Storage System manufacturers are pursuing unique ways of processing large amounts of data while still being able to provide redundancy in case of disaster. Some large SAN units incorporate intricate device block-level organization, essentially creating a low-level file system from the RAID perspective. Other SAN units have an internal block-level transaction log in place so that the Control Processor of the SAN is tracking all of the block-level writes to the individual disks. Using this transaction log, the SAN unit can recover from unexpected power failures or shutdowns.
Some computer scientists specializing in the storage system field are proposing adding more intelligence to the RAID array controller card so that it is ‘file system aware.’ This technology would provide more recoverability in case disaster struck, the goal being the storage array would become more self-healing.
Other ideas along these lines are to have a heterogeneous storage pool where multiple computers can access information without being dependant on a specific system’s file system. In organizations where there are multiple hardware and system platforms, a transparent file system will provide access to data regardless of what system wrote the data.
Other computer scientists are approaching the redundancy of the storage array quite differently. The RAID concept is in use on a vast number of systems, yet computer scientists and engineers are looking for new ways to provide better data protection in case of failure. The goals that drive this type of RAID development are data protection and redundancy without sacrificing performance.
Reviewing the University of California, Berkeley report about the amount of digital information that was produced 2003 is staggering. You or your client’s site may not have terabytes or pet bytes of information, yet during a data disaster, every file is critically important.

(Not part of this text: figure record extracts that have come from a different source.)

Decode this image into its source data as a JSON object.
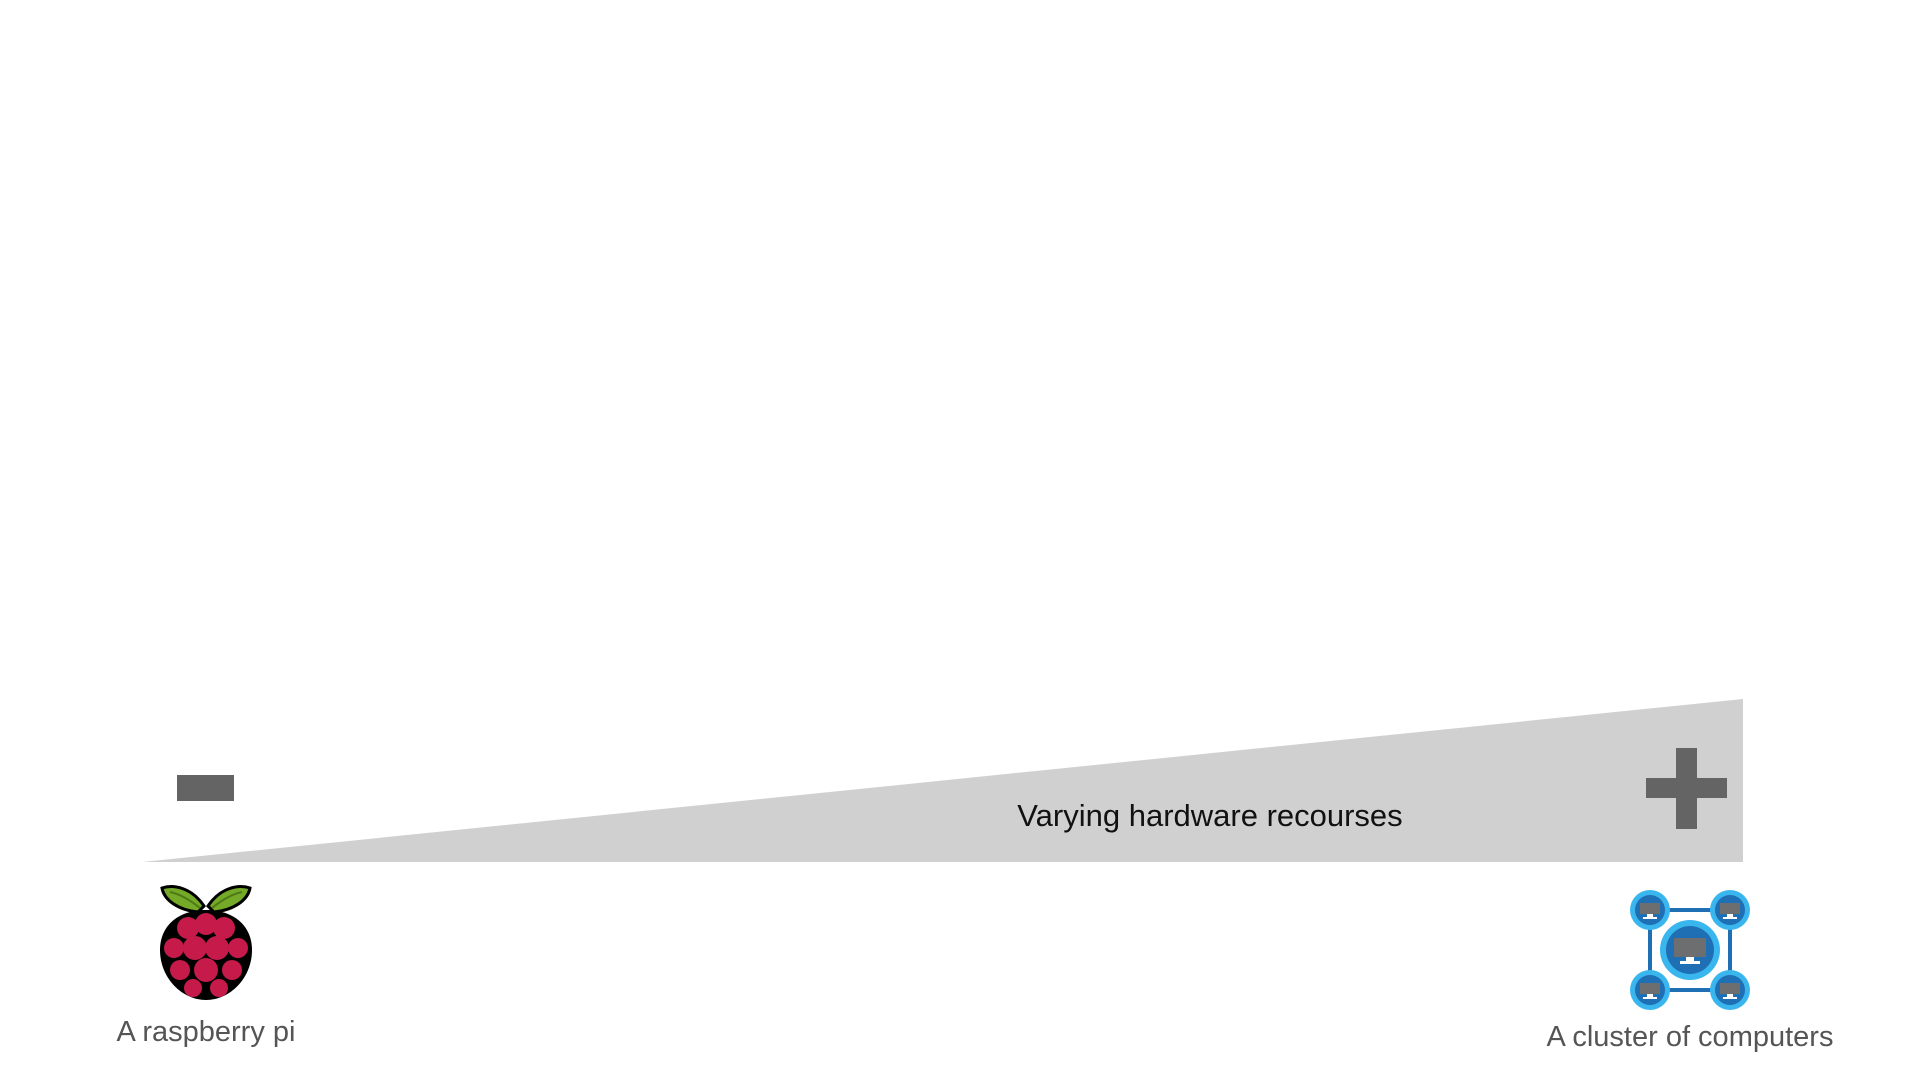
{
  "slide": {
    "wedge_label": "Varying hardware recourses",
    "low_end": {
      "symbol": "minus-sign",
      "icon": "raspberry-pi-icon",
      "caption": "A raspberry pi"
    },
    "high_end": {
      "symbol": "plus-sign",
      "icon": "computer-cluster-icon",
      "caption": "A cluster of computers"
    }
  },
  "colors": {
    "background": "#ffffff",
    "wedge": "#d0d0d0",
    "sign": "#646464",
    "label_text": "#111111",
    "caption_text": "#555555",
    "raspberry_berry": "#c51a4a",
    "raspberry_leaf": "#75a928",
    "cluster_ring": "#3ab6ef",
    "cluster_node": "#1f6fb4",
    "cluster_screen": "#6d6e70"
  }
}
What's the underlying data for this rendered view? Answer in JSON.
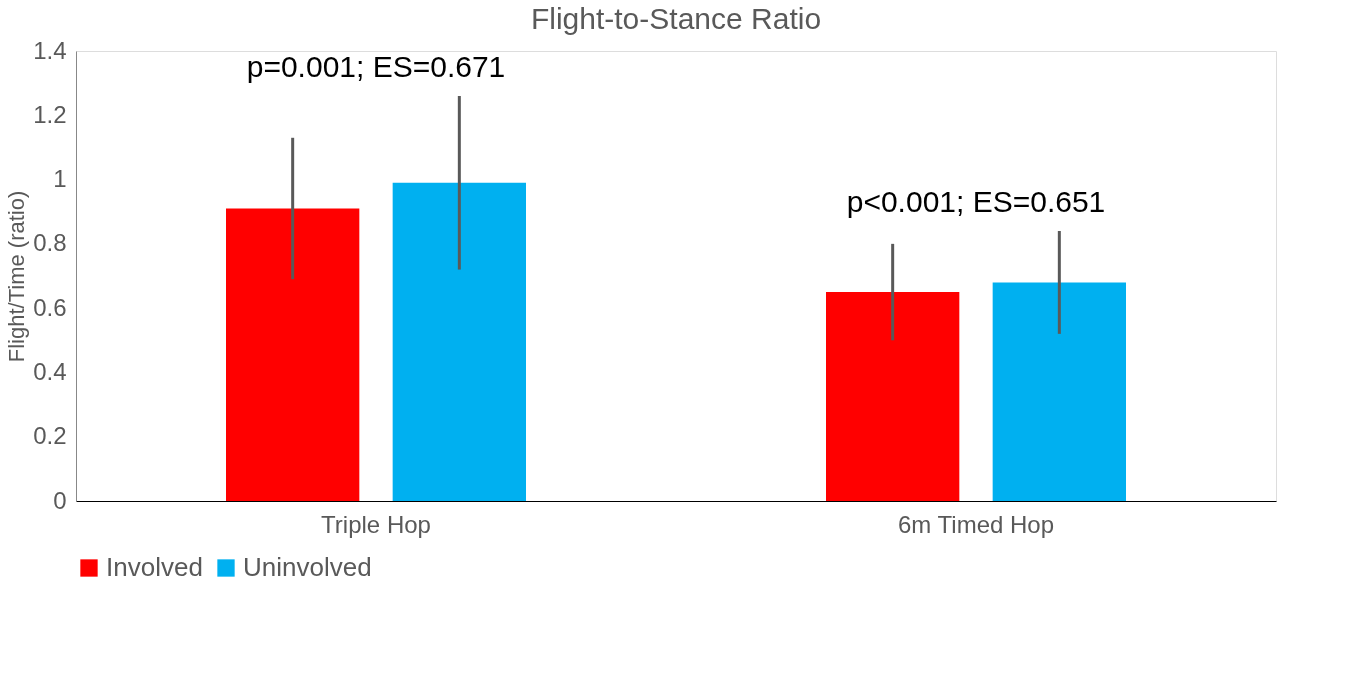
{
  "chart_data": {
    "type": "bar",
    "title": "Flight-to-Stance Ratio",
    "ylabel": "Flight/Time (ratio)",
    "categories": [
      "Triple Hop",
      "6m Timed Hop"
    ],
    "series": [
      {
        "name": "Involved",
        "color": "#ff0000",
        "values": [
          0.91,
          0.65
        ],
        "errors": [
          0.22,
          0.15
        ]
      },
      {
        "name": "Uninvolved",
        "color": "#00b0f0",
        "values": [
          0.99,
          0.68
        ],
        "errors": [
          0.27,
          0.16
        ]
      }
    ],
    "ylim": [
      0,
      1.4
    ],
    "yticks": [
      0,
      0.2,
      0.4,
      0.6,
      0.8,
      1,
      1.2,
      1.4
    ],
    "grid": false,
    "legend": "bottom",
    "annotations": [
      "p=0.001; ES=0.671",
      "p<0.001; ES=0.651"
    ]
  }
}
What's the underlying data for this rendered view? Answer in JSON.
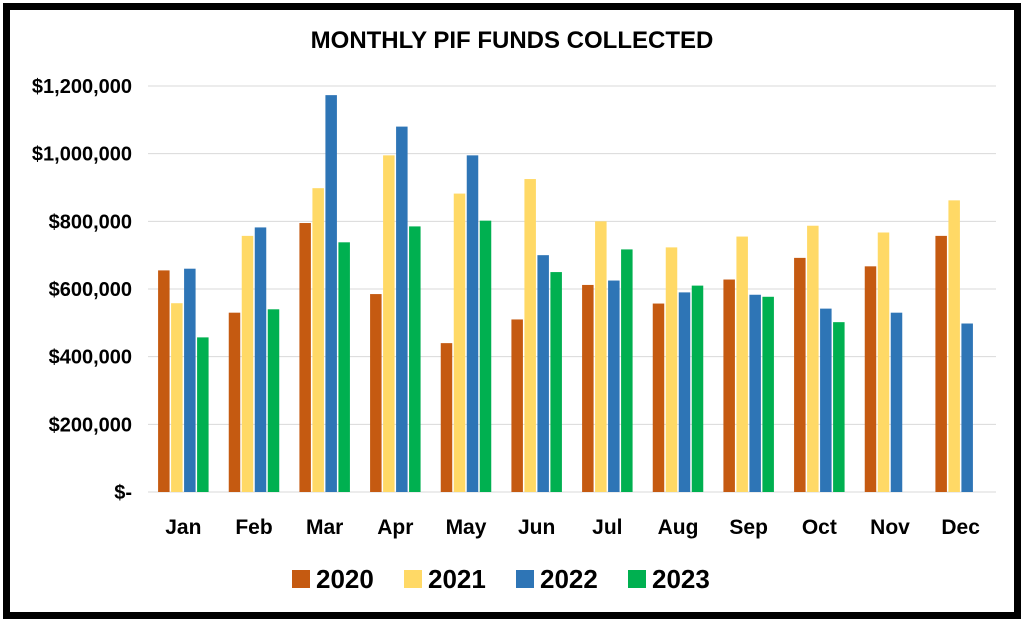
{
  "chart_data": {
    "type": "bar",
    "title": "MONTHLY PIF FUNDS COLLECTED",
    "xlabel": "",
    "ylabel": "",
    "categories": [
      "Jan",
      "Feb",
      "Mar",
      "Apr",
      "May",
      "Jun",
      "Jul",
      "Aug",
      "Sep",
      "Oct",
      "Nov",
      "Dec"
    ],
    "series": [
      {
        "name": "2020",
        "color": "#c55a11",
        "values": [
          655000,
          530000,
          795000,
          585000,
          440000,
          510000,
          612000,
          557000,
          628000,
          692000,
          667000,
          757000
        ]
      },
      {
        "name": "2021",
        "color": "#ffd966",
        "values": [
          558000,
          757000,
          898000,
          995000,
          882000,
          925000,
          800000,
          723000,
          755000,
          787000,
          767000,
          862000
        ]
      },
      {
        "name": "2022",
        "color": "#2e75b6",
        "values": [
          660000,
          782000,
          1173000,
          1080000,
          995000,
          700000,
          625000,
          590000,
          583000,
          542000,
          530000,
          498000
        ]
      },
      {
        "name": "2023",
        "color": "#00b050",
        "values": [
          457000,
          540000,
          738000,
          785000,
          802000,
          650000,
          717000,
          610000,
          577000,
          502000,
          null,
          null
        ]
      }
    ],
    "ylim": [
      0,
      1200000
    ],
    "yticks": [
      {
        "value": 0,
        "label": "$-"
      },
      {
        "value": 200000,
        "label": "$200,000"
      },
      {
        "value": 400000,
        "label": "$400,000"
      },
      {
        "value": 600000,
        "label": "$600,000"
      },
      {
        "value": 800000,
        "label": "$800,000"
      },
      {
        "value": 1000000,
        "label": "$1,000,000"
      },
      {
        "value": 1200000,
        "label": "$1,200,000"
      }
    ],
    "grid": true,
    "legend_position": "bottom"
  }
}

Avoiding Storage System Failures
There are many ways to reduce or eliminate the impact of storage system failures. You may not be able to prevent a disaster from happening, but you may be able to minimize the disruption of service to your clients.
There are many ways to add redundancy to primary storage systems. Some of the options can be quite costly and only large business organizations can afford the investment. These options include duplicate storage systems or identical servers, known as ‘mirror sites’. Additionally, elaborate backup processes or file-system ‘snapshots’ that always have a checkpoint to restore to, provide another level of data protection.
Experience has shown there are usually multiple or rolling failures that happen when an organization has a data disaster. Therefore, to rely on just one restoration protocol is shortsighted. A successful storage organization will have multiple layers of restoration pathways.
Here are several risk mitigation policies that storage administrators can adopt that will help minimize data loss when a disaster happens:
Offline storage system — Avoid forcing an array or drive back on-line. There is usually a valid reason for a controller card to disable a drive or array, forcing an array back on-line may expose the volume to file system corruption.
Rebuilding a failed drive — When rebuilding a single failed drive, it is import to allow the controller card to finish the process. If a second drive fails or go off-line during this process, stop and get professional data recovery services involved. During a rebuild, replacing a second failed drive will change the data on the other drives.
Storage system architecture — Plan the storage system’s configuration carefully. We have seen many cases with multiple configurations used on a single storage array. For example, three RAID 5 arrays (each holding six drives) are striped in a RAID 0 configuration and then spanned. Keep a simple storage configuration and document each aspect of it.
During an outage — If the problem escalates up to the OEM technical support, always ask “Is the data integrity at risk?” or, “Will this damage my data in any way?” If the technician says that there may be a risk to the data, stop and get professional data recovery services involved.